Answering our questions, you have either reported that your pain is worse after eating or you have reported diarrhea. This means your lower abdominal pain is associated with a symptom that can arise from disordered digestion. Several common conditions are likely to be considered in your evaluation:

Irritable bowel syndrome

Some of your symptoms are suggestive for irritable bowel syndrome, but you do not have all of the characteristic symptoms of this condition. Common symptoms of irritable bowel syndrome include

  • pain in the mid-abdomen or lower abdomen

  • diarrhea, constipation, or episodes of each

  • mucus that is passed with bowel movements

  • fullness (bloating) in the abdomen

  • loose or frequent stools during pain episodes

  • relief of pain following a bowel movement

  • a feeling that you can't empty your rectum completely.
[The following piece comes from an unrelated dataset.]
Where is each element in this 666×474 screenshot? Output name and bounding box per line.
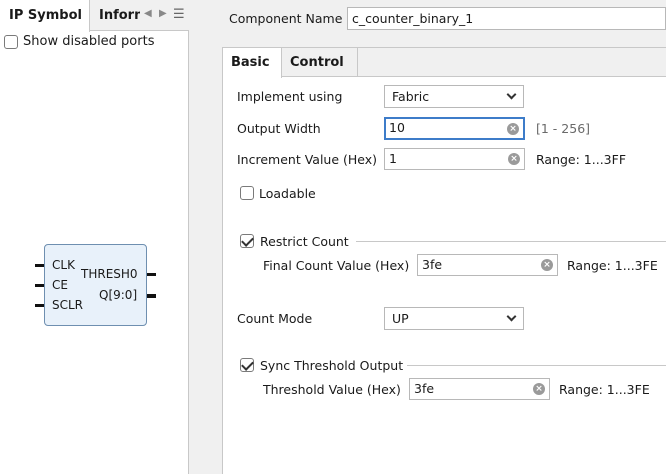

Celiac disease (celiac sprue)

This illness is caused by an abnormal immune reaction to gluten, a protein that is contained in wheat, oats, barley, and rye grains and many food additives. Blood tests that check for a certain type of antibodies can help diagnose this syndrome.

Crohn's disease

This autoimmune condition is most common in young adults.

Chronic pancreatitis

Good pancreas function is needed for you to digest your foods easily. The pancreas is most active after meals. Diarrhea from pancreatitis is frequently greasy or oily and very strong in its odor.

Abdominal adhesions

If you have had abdominal or pelvic surgery or if you have had an infection in the abdomen or pelvis, you may have formed scar tissue. Areas of fibrous scar tissue adherent to the bowel or other abdominal structures are called "adhesions." Adhesions can encircle the bowel or pull on the bowel or other structures in the abdomen, resulting in pain.

Please call your doctor today to arrange an evaluation.